La nucléosynthèse primordiale
Le modèle de la nucléosynthèse primordiale permet de réaliser des prédictions sur l’abondance des éléments légers D, 3He, 4He et 7Li. La détermination des abondances primordiales est réalisée en intégrant les équations de Boltzmann appropriées pour chaque espèce nucléaire. Les valeurs prédites pour ces abondances sont en accord avec des observations indépendantes, et donc la nucléosynthèse primordiale constitue une validation du modèle du Big Bang chaud. La mesure de l’abondance du deutérium est réalisée en mesurant le spectre d’absorption en Lyman α des quasars par les nuages intergalactiques 3 ou la mesure de l’abondance 4He dans les régions HII. Des estimations de la densité de baryons par la nucléosynthèse primordiale Ωbh2 = 0.0205 ± 0.0018 [138] et par le rayonnement de fond cosmologique Ωbh2 = 0.02205 ± 0.00028 [156] montrent que ces deux sondes sont en excellent accord. Cette valeur est significativement inférieure aux estimations de la densité réduite totale de matière Ωm, ce qui implique l’existence de matière noire non-baryonique.
Le diagramme de Hubble
Le diagramme de Hubble constitue à lui seul un argument en faveur d’un univers en expansion accélérée. Cette mesure doit être réalisée suffisamment à grande échelle pour que l’expansion domine la vitesse propre des galaxies, mais assez proche pour que la loi de Hubble soit valable. Le facteur limitant est la difficulté de construire une échelle de distance fiable. Cependant, ces dernières années, le télescope HST (Hubble Space Telescope) [72] a permis d’obtenir des mesures de H0 avec une précision de l’ordre de 10%. La méthode utilisée consiste à mesurer la luminosité d’une classe d’objets où la luminosité est soit constante, soit reliée à un autre paramètre indépendant de la distance, ce qui permet de calibrer des distances relatives. Différents objets sont utilisés pour réaliser cette calibration : les céphéides, les supernovae, la relation de Tully-Fisher et le plan fondamental des galaxies elliptiques. Riess et al. [170] ont utilisé les céphéides dans les galaxies hôtes de 8 supernovae pour déterminer la relation magnitude-décalage spectral et ont obtenu H0 = 73.8 ± 2.4 km.s–1.Mpc–1.
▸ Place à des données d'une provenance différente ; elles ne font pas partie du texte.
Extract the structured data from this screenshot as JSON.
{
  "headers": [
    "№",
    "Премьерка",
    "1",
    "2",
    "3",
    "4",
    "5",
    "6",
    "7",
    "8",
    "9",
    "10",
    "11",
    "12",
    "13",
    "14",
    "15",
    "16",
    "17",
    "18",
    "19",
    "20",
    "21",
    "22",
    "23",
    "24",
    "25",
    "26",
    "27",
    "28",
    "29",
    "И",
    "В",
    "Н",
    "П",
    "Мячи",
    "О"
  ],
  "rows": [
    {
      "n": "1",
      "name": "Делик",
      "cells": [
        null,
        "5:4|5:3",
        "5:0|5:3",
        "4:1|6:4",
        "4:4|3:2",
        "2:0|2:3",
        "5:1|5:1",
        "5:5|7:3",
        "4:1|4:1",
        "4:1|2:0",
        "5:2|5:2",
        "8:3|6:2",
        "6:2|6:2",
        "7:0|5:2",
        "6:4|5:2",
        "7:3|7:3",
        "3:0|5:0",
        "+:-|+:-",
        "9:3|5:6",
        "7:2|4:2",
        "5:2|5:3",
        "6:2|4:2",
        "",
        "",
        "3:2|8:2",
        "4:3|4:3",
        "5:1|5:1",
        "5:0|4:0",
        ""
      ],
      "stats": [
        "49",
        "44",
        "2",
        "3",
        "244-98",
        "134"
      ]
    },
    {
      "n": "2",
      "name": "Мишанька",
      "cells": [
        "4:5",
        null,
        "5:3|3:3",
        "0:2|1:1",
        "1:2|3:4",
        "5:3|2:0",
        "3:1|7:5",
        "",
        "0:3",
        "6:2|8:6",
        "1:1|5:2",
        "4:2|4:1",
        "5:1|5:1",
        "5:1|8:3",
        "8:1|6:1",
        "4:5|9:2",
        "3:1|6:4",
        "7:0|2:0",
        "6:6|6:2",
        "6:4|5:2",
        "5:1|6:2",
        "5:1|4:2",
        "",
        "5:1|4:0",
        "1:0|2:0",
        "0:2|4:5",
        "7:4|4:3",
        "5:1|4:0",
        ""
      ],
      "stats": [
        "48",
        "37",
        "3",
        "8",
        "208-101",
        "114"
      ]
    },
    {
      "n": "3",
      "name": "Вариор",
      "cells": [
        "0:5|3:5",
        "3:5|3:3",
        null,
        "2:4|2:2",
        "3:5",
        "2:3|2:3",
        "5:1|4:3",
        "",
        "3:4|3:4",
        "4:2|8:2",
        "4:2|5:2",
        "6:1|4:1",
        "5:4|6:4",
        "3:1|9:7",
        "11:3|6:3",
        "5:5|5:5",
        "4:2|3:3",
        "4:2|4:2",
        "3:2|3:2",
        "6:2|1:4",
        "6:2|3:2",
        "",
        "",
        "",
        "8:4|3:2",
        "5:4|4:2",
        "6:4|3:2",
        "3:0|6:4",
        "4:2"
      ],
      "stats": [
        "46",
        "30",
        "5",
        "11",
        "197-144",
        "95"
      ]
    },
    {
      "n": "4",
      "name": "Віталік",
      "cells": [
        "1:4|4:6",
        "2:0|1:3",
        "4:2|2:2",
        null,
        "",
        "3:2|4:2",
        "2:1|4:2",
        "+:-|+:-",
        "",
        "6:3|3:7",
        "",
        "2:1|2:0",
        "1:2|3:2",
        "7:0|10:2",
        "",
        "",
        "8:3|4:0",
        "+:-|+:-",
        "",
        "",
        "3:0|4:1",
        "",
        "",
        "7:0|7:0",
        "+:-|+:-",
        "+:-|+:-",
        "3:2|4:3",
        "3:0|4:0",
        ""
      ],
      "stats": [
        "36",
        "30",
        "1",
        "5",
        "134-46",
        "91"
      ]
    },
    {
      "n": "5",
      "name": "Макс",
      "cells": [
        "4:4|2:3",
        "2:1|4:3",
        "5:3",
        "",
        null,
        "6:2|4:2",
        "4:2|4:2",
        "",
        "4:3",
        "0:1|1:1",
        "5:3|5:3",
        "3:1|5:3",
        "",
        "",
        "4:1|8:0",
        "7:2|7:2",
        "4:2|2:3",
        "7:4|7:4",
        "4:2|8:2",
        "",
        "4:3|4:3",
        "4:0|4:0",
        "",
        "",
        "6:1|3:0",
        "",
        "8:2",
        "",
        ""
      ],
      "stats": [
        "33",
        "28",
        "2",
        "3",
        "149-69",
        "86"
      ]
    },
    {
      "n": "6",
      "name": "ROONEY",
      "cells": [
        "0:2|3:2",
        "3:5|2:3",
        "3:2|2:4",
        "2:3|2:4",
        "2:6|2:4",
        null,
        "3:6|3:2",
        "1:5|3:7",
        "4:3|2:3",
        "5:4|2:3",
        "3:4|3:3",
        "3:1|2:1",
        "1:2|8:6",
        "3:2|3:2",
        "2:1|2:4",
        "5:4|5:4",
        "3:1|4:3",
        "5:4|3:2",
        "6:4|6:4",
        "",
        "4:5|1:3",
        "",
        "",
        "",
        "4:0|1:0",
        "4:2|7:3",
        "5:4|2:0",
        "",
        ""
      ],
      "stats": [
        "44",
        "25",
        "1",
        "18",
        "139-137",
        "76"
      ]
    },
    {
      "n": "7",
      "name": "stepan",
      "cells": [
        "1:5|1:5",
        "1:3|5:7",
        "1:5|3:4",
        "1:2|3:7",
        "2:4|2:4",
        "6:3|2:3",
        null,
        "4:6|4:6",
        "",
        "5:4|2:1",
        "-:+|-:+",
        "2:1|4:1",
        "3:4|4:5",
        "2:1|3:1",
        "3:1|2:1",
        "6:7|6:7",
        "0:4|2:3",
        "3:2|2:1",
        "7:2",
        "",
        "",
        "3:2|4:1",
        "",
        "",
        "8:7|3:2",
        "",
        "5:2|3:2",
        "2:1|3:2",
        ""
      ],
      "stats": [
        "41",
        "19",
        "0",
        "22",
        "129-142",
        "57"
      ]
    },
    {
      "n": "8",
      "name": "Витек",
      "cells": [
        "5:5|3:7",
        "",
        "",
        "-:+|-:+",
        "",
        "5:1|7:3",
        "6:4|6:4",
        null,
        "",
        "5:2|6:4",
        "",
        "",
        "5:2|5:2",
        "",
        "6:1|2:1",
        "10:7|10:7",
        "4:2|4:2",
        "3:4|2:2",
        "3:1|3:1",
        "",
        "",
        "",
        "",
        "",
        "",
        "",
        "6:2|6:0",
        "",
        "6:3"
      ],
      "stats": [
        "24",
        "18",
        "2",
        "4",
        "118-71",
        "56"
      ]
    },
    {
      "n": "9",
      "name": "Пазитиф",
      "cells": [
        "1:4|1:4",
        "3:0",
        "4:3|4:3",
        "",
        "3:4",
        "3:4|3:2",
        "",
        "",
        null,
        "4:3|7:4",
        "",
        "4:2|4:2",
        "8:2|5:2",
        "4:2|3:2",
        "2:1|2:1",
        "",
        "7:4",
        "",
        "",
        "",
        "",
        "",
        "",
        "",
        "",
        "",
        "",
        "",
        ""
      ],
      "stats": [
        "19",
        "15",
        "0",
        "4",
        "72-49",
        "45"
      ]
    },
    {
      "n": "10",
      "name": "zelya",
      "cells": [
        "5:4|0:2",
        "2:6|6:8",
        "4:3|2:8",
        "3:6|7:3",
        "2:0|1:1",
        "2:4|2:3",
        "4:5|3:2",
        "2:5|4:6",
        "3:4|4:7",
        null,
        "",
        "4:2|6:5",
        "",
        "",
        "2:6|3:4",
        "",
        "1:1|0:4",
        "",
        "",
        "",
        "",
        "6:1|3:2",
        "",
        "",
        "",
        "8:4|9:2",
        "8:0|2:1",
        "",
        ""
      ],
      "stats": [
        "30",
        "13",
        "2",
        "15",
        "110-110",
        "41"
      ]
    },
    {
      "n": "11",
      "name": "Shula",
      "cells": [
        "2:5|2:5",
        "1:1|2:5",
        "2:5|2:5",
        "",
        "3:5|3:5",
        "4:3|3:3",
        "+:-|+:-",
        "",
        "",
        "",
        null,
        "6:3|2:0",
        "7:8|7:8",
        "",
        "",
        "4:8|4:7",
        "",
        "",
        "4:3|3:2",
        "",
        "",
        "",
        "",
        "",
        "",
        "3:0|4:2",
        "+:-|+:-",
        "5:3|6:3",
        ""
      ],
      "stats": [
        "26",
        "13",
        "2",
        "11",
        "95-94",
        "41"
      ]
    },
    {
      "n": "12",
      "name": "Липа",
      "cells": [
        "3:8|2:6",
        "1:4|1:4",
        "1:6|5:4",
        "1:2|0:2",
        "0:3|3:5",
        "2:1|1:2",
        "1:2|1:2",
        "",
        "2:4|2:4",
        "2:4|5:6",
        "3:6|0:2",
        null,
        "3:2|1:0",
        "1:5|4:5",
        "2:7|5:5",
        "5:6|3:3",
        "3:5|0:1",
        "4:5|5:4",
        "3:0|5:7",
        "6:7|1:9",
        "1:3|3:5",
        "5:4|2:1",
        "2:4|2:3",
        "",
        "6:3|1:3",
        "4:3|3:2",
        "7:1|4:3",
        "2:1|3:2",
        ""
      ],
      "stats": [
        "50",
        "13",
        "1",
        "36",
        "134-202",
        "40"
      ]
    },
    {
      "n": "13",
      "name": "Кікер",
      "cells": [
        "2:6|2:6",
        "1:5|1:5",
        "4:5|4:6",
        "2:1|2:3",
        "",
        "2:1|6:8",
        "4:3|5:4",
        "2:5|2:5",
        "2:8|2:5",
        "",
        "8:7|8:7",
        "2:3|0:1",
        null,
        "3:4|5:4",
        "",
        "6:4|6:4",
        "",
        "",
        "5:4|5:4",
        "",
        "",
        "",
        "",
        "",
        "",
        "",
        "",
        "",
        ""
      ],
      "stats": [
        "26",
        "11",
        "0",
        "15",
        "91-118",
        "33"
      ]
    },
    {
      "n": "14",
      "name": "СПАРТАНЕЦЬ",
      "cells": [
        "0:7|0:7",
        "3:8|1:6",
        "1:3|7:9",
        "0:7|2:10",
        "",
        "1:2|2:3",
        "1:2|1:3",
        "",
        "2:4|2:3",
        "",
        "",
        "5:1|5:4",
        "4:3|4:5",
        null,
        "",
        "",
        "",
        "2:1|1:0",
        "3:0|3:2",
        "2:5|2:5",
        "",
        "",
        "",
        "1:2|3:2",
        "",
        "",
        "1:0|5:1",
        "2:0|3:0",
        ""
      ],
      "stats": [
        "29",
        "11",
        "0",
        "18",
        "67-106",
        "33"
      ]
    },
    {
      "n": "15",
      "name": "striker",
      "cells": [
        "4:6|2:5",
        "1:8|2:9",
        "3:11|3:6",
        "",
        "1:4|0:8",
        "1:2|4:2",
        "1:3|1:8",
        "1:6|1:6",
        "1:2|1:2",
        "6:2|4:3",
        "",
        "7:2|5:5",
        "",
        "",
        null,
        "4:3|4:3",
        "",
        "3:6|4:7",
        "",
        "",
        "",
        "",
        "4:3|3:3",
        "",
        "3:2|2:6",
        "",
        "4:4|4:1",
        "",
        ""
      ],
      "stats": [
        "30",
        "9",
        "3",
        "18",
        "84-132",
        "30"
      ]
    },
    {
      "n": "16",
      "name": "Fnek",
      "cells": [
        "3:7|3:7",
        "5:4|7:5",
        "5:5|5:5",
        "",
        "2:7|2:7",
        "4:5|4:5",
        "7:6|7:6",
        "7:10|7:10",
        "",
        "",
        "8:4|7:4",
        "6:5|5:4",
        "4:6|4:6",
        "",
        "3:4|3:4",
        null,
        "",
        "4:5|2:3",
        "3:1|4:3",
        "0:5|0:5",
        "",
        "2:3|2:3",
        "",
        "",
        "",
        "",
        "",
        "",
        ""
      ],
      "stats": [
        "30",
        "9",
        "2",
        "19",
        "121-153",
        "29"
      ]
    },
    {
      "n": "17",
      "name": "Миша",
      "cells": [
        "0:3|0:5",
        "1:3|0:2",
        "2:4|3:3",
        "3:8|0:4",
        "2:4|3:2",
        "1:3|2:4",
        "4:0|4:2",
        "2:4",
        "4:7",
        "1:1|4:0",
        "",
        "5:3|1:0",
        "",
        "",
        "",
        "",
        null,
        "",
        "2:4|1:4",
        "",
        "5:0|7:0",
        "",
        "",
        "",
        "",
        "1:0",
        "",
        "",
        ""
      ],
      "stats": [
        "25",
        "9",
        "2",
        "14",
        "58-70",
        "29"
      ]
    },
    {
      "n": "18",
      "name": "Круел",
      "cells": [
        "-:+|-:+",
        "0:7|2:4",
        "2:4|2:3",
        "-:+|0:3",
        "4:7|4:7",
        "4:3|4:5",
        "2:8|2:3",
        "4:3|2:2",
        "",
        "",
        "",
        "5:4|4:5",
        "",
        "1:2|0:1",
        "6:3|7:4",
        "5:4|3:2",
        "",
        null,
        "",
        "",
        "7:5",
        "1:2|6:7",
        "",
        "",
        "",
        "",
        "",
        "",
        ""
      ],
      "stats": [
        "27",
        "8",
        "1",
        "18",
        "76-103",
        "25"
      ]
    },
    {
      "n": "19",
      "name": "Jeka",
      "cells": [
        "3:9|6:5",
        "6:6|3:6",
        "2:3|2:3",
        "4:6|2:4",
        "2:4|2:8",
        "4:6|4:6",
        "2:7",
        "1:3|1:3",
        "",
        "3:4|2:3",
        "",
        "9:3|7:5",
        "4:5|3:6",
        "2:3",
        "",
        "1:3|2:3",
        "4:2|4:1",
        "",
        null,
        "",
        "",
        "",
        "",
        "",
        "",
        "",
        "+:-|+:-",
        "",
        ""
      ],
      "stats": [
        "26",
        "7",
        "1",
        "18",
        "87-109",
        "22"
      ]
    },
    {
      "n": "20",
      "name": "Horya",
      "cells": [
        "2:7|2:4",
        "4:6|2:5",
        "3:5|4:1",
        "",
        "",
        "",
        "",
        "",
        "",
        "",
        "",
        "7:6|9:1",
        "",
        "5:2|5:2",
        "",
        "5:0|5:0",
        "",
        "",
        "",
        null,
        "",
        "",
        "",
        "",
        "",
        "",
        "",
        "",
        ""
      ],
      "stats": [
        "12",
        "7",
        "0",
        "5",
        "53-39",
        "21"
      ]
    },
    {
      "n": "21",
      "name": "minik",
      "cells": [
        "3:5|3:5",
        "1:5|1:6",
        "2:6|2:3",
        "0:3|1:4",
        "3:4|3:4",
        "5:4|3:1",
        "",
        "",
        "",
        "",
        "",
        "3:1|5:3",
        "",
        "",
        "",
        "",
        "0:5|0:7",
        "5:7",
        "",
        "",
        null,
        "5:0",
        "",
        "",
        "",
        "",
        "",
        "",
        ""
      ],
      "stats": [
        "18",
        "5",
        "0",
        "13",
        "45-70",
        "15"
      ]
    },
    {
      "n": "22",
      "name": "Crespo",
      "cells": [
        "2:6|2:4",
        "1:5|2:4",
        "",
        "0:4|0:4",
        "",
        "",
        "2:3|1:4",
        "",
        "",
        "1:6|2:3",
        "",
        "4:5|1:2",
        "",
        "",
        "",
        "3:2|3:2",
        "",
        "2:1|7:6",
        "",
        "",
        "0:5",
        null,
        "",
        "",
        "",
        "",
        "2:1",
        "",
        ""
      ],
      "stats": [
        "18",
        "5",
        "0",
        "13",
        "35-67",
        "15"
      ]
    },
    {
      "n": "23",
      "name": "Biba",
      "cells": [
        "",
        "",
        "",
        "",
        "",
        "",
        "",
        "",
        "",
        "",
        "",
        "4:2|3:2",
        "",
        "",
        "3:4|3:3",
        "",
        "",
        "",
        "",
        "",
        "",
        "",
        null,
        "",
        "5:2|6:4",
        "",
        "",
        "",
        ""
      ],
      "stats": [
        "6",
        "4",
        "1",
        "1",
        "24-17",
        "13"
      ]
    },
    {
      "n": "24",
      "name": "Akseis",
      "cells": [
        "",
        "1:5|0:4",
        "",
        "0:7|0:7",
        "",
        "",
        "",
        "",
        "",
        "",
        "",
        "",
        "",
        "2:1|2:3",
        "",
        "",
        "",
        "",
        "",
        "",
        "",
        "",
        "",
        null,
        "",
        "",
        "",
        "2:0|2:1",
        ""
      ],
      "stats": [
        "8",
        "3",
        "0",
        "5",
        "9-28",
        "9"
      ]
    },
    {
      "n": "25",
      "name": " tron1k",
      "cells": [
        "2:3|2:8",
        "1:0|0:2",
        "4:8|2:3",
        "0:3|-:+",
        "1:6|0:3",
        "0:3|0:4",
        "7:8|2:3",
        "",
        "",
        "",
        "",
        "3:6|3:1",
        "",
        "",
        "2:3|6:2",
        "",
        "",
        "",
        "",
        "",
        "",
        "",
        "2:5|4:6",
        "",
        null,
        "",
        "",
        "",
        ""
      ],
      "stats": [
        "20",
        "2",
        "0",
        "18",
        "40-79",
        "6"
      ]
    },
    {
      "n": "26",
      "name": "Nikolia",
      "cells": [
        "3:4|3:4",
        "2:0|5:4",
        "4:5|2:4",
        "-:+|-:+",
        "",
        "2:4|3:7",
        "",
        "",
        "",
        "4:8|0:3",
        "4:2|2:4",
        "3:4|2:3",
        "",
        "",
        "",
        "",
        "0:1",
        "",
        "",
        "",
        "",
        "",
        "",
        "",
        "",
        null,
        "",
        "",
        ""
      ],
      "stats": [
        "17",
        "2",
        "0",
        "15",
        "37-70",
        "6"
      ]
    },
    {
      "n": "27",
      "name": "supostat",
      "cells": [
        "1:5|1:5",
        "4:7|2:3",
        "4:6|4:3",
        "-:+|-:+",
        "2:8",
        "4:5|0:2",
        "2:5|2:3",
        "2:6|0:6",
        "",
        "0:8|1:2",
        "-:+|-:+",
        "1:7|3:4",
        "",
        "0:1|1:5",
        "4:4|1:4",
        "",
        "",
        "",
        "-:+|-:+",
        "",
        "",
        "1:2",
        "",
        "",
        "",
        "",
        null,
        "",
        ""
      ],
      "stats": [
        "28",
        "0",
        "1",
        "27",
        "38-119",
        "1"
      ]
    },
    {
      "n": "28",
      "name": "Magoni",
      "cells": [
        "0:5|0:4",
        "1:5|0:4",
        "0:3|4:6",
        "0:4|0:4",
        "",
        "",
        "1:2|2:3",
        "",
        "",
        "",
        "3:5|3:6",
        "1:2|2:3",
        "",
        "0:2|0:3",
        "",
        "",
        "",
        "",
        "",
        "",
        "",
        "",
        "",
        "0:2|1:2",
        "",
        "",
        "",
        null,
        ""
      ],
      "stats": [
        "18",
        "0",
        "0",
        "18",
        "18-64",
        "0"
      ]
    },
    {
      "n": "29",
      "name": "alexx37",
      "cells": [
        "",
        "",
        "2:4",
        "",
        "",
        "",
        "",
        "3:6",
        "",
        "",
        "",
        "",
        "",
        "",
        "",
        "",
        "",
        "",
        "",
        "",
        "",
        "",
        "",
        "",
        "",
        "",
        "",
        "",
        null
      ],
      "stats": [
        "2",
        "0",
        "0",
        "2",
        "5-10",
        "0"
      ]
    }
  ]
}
Les supernovae permettent d’obtenir le diagramme de Hubble à grand z. La figure 1.5.1 représente ce diagramme mesuré par deux groupes : le Supernova Cosmology Project et le High-Z Supernova Search [149, 169]. L’ajustement de la distance de luminosité en fonction du décalage spectral contraint une valeur de la constante cosmologique différente de zéro à 99% de niveau de confiance. En 1999, avec 42 supernovae, Perlmutter et son groupe obtiennent des contraintes des paramètre Ωm = 0.3 et ΩΛ = 0.7 [150]. Les barres d’erreur de ces mesures restent élevées. Elles proviennent de la statistique (qui a sensiblement augmenté depuis ces mesures), et de l’hypothèse que les supernovae lointaines sont des chandelles standards. Leur processus astrophysique est encore mal connu et l’absorption par leur milieu interstellaire affecte leur luminosité. Les derniers résultats de Planck [156] mettent en évidence une tension à 2σ entre les données de Planck combinées avec celles des oscillations baryoniques acoustiques et les données des supernovae. Le sondage de supernovae choisi, est celui de SNLS-3ans [51], il ne prend pas en compte l’amélioration de la calibration photométrique développée dans [26] et de la statistique avec les supernovae de SDSS [39]. Les contraintes apportées par les supernovae en tenant compte de ces deux améliorations ne sont pas encore publiées mais semblent converger vers un modèle ΛCDM.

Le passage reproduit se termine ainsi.